CS268 Reading Review

The Design Philosophy of the DARPA Internet Protocols

David D. Clark
Review by Feng Zhou
1/22/2003

The problem: As Internet protocols become widely-used, the reasonings behind the designs of protocols remains unpublished. This paper from the architect of Internet explains these reasonings behind the protocol designs and insights into further improvements.

Key points:

  1. The best thing I like about the paper is its all about reasons, reasons of correct and wrong, general or not so general decisions. The discussion really helps us to think about alternative designs under different assumption from the original Internet project.
  2. The fundamentals goal and properties of the Internet are: interconnection instead of a unified multi-media network, packet switching and store-n-forward with gateways. Interconnection is chosen because it allows utilization of existing networks and distributed administration.
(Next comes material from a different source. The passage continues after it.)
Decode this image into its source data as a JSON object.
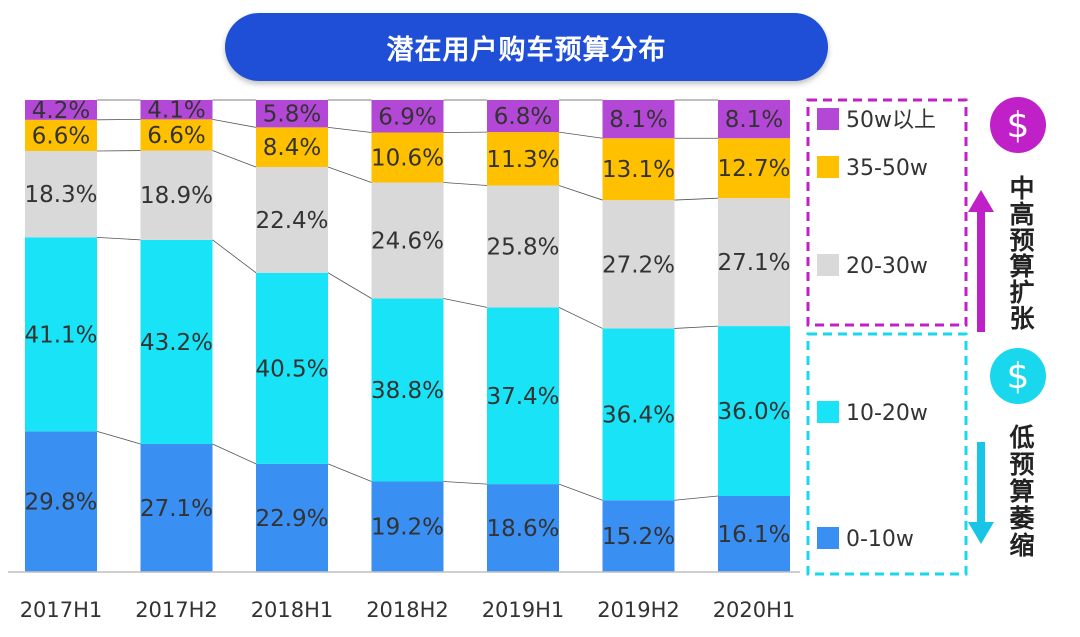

Packet switching is chosen to support the killer-app at that time - remote login and use existing networks.
  3. I especially like the point that detailed goals are listed in decreased- importance order, with survivability being the top goal. This reflects the requirements for the Internet project in the military context. End-host or "fate-sharing" approach to reliability is a useful concept that has a number of ramifications. The benefits are increased survivability, less restriction for the underlying networks and better scalability. The downside includes more complex end-host implementation, more vunerable to misbehaved end hosts and more over head at gateways. However, it is still a very good decision based on the trade-offs.
  4. The reasoning of why splitting TCP/IP and their relations are concrete. It is basically about allowing a variety of different services while easing the building of most of them (with TCP).
  5. The proposal of the "soft state" approach is great. Maintaining state that is periodically updated by owner is a good trade-off between performance and fault-tolerance, scalability in a lot of network/distributed systems.